Vendée Globe : Charlie Dalin, sensationnel vainqueur, pulvérise le record de l’épreuve
Envoyé spécial aux Sables-d’Olonne
La délivrance, enfin. Il est 8h25 précisément ce mardi matin quand Charlie Dalin passe la ligne d’arrivée avec son monocoque Macif illuminé par les premiers rayons du soleil et un ciel rougeoyant à l’horizon, entouré par une nuée de bateaux l’accompagnant. Des images magiques. Le Havrais vient de mettre un terme à sa circumnavigation entamée le 10 novembre en 64 jours, 19 heures 22 minutes et 49 secondes pour remporter la dixième édition de la plus prestigieuse des courses au large de la planète.
Un temps canon qui relègue le chrono d’Armel Le Cléac’h, datant de 2017 (74 jours, 3 heures et 35 minutes) aux oubliettes et fait entrer le Normand dans la légende de l’histoire de l’Everest des mers aux côtés de géants Michel Desjoyeaux, François Gabart, Christophe Auguin ou encore Titouan Lamazou, pour ne citer qu’eux.
Une victoire quatre ans après une deuxième place
Quatre ans après avoir vu la victoire lui passer sous le nez au jeu des bonifications au profit du valeureux Yannick Bestaven, troisième sur la ligne mais vainqueur après avoir participé à l’opération de sauvetage de Kévin Escoffier, et alors qu’il avait bouclé le tour du monde en tête, Dalin s’offre la plus belle ligne de son palmarès. Celle qui le consacre parmi les grands après avoir accumulé les places de deuxième, au point de pousser le discret skipper à déclarer, après sa deuxième place à la Route du rhum, qu’il faudrait l’appeler le Poulidor de la course au large.
Une étiquette bien embarrassante pour ce marin souvent placé mais pas gagnant ces dernières années dans les grands rendez-vous (deuxième de Vendée Globe et de la Transat Jacques Vabre en 2021 et 2e à la Route du rhum en 2022), dont il s’est définitivement débarrassé. Figurant parmi les favoris de l’édition 2024-2025, Dalin est venu à bout d’un exceptionnel bras de fer avec Yoann Richomme (Paprec-Arkéa) attendu, lui, dans la nuit de mardi à mercredi.
Un duel dans lequel s’est longtemps invité Sébastien Simon (Groupe Dubreuil). L’autre révélation de cette course a lâché prise après avoir abîmé son foil bâbord le 8 décembre, en pleine bataille dans les mers du sud déchaînées, «là où il n’y a plus de morale » comme aime le dire avec justesse le navigateur Thomas Coville. En tête au passage du Cap de Bonne-Espérance, Dalin est sorti de l’interminable tunnel de l’Océan Indien et Pacifique au cap Horn dans les rétroviseurs de Yoann Richomme, à seulement neuf heures. La dernière ligne droite était lancée.

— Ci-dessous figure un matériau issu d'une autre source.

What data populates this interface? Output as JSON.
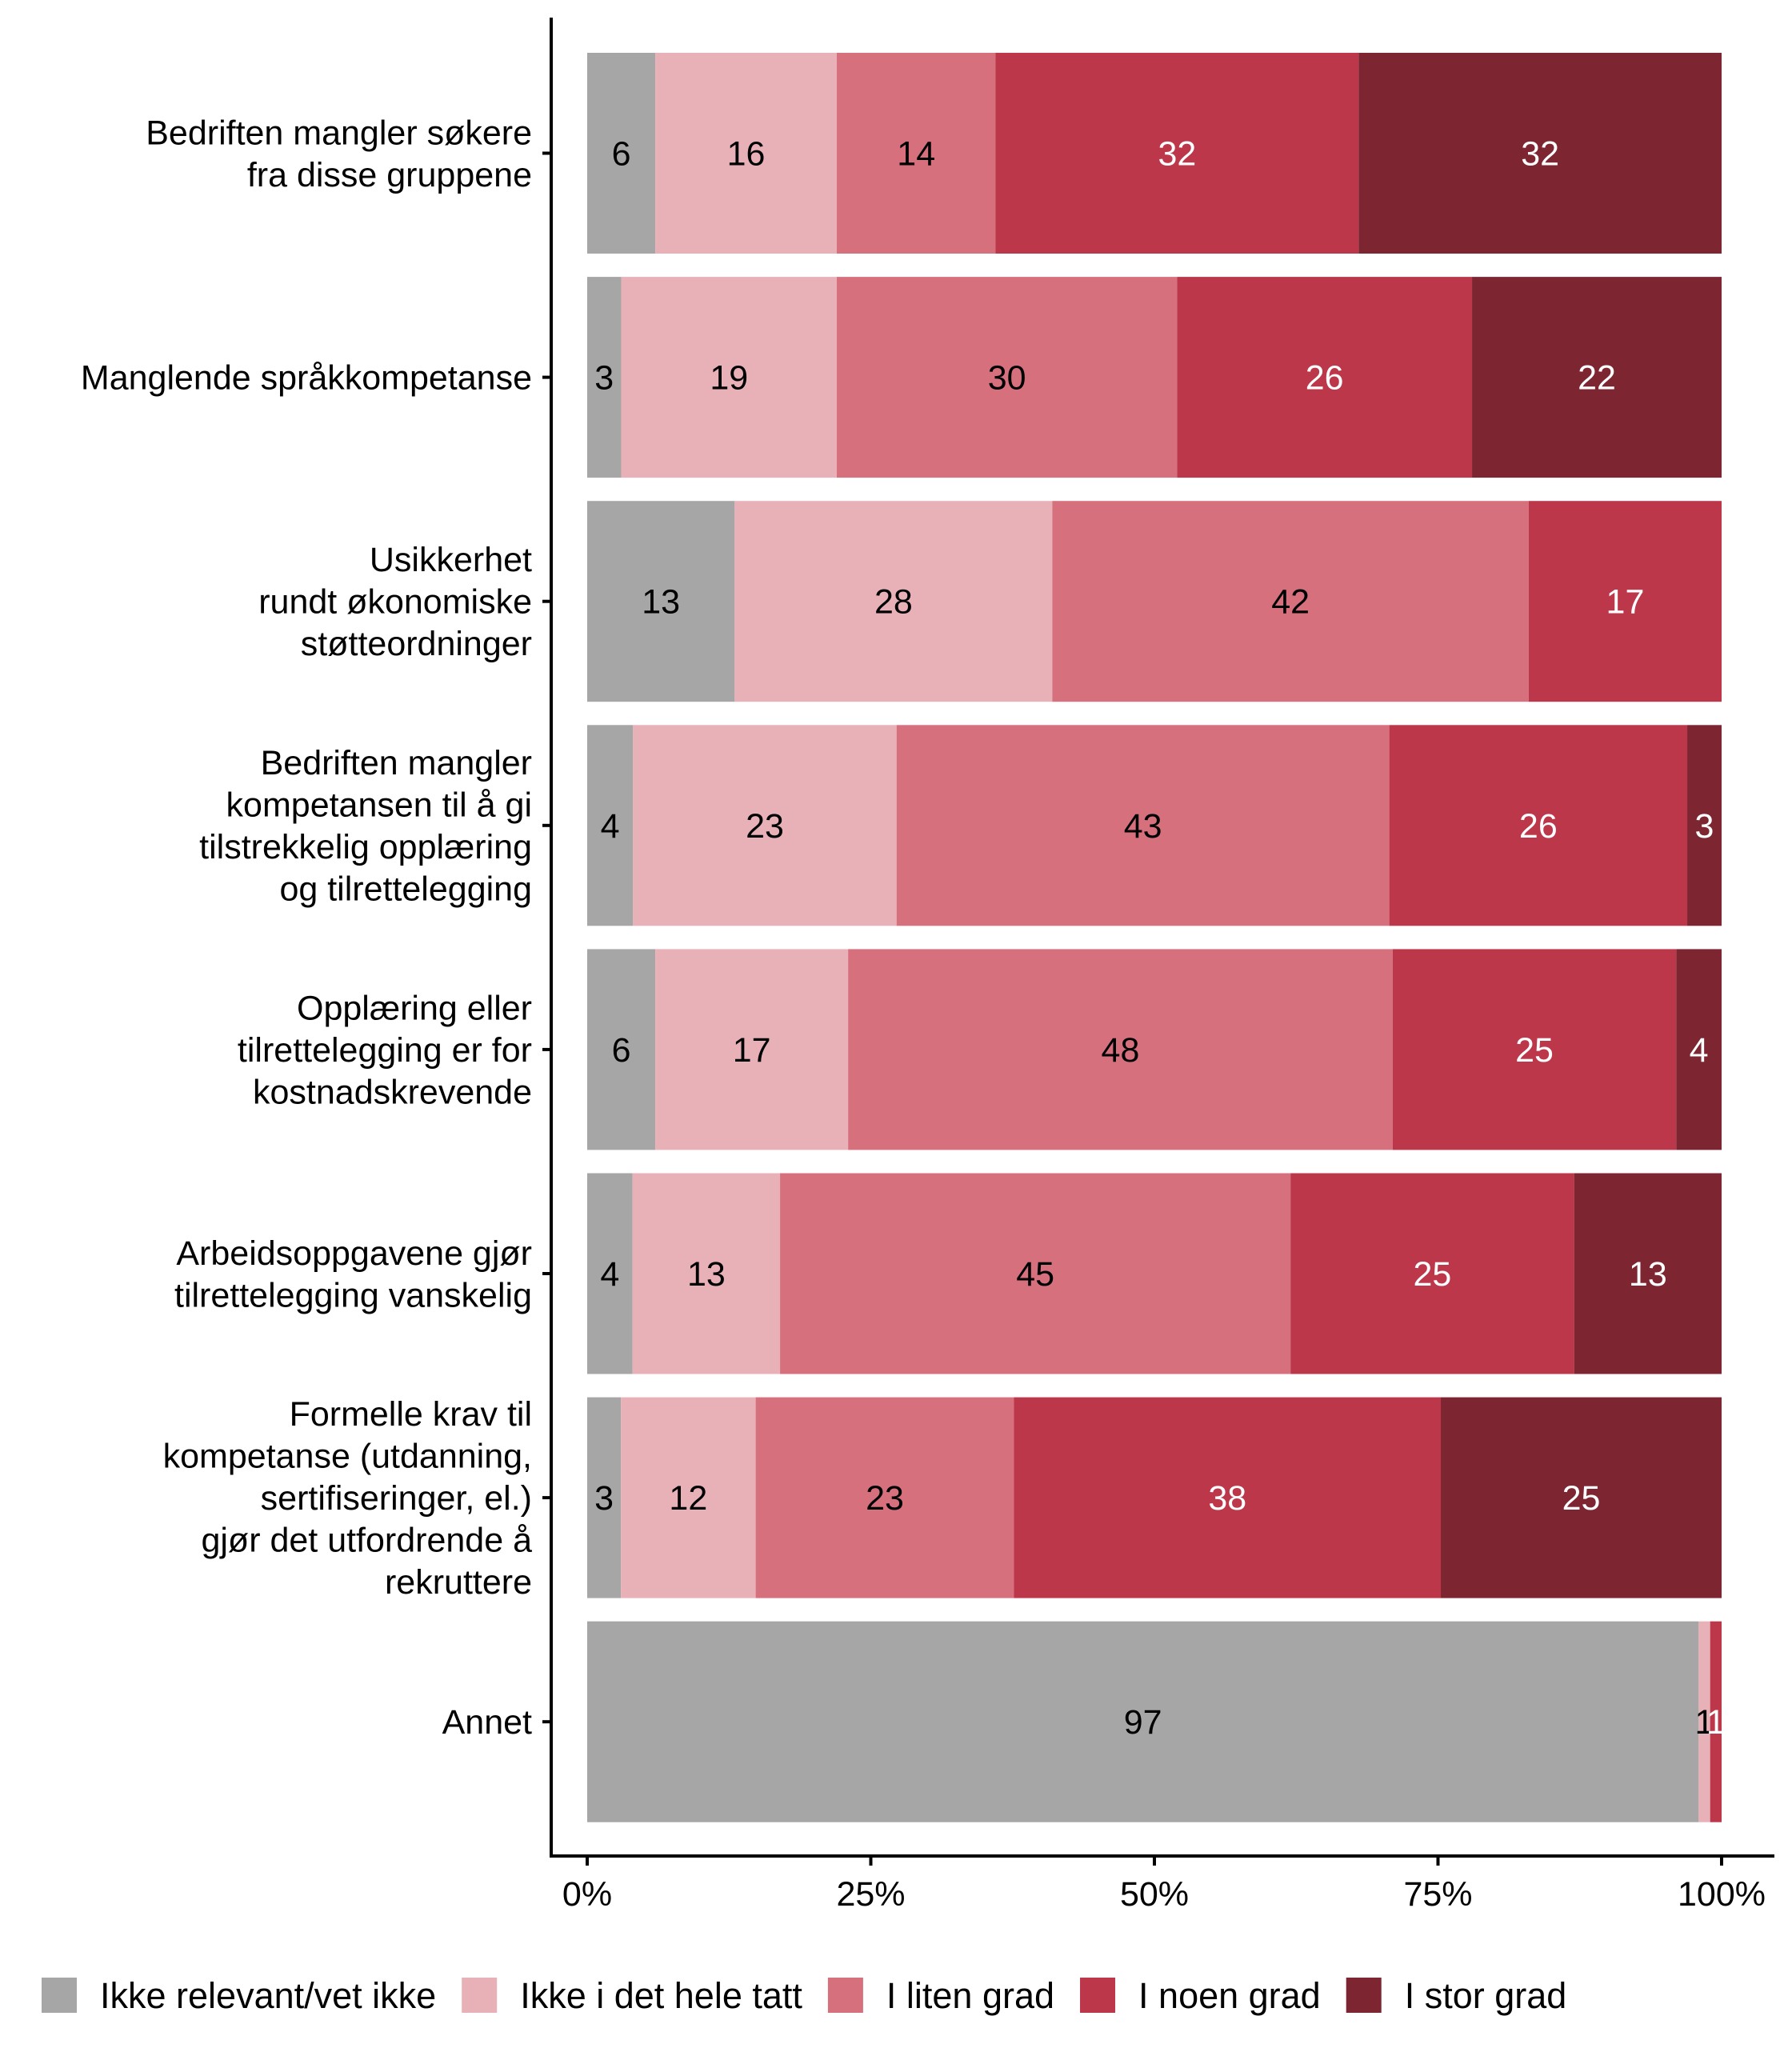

Dalin a repris les commandes de la course le 30 décembre
La remontée tortueuse de l’Atlantique et ses pièges a souri à l’architecte naval qui a repris la main, une semaine après le passage à la Terre de feu, au large des côtes sud-américaines le 30 décembre. Son ami devenu grand rival ne l’a pas lâché d’une semelle dans l’Hémisphère nord. À une semaine de l’arrivée en Vendée l’inséparable duo se suivait toujours à la trace. L’écart a joué au yo-yo autour de 200 milles marins mais est finalement resté à l’avantage du skipper de Macif, restant à bonne distance du canon de son chasseur.
«Il était le favori numéro un et il a su tenir son rang, ce n’est jamais facile à porter, surtout sur une épreuve aussi longue. Il a fait une course stratégiquement brillante, notamment dans l’Océan Indien quand il a fait un coup un peu osé à l’avant d’une grosse tempête au large des Kerguelen», explique Armel Le Cléach, le skipper du maxi-trimaran Banque Populaire.
«Sa deuxième place il y a quatre ans des circonstances particulières lui a sans doute permis de se forger une armure et d’avoir un surplus d’énergie dans les moments durs. Il sait ce que c’est d’être deuxième, je l’ai vécu en 2012 (avant de s’imposer quatre ans plus tard, NDLR) et c’est compliqué à gérer. Peut-être que, dans ces moments de doute et de fatigue, il s’est dit "Je ne peux pas lâcher maintenant, parce que je finirai encore avec cette frustration derrière moi. Il faut savoir la surmonter et vivre avec"», ajoute le marin, rendant un bel hommage à l’un de ses successeurs au palmarès du Graal de la course au large. Le dernier invité de cette prestigieuse lignée comptant désormais neuf noms en dix courses, Michel Desjoyeaux étant le seul à ce jour avoir triomphé deux fois (2000-2001 et 2008-2009).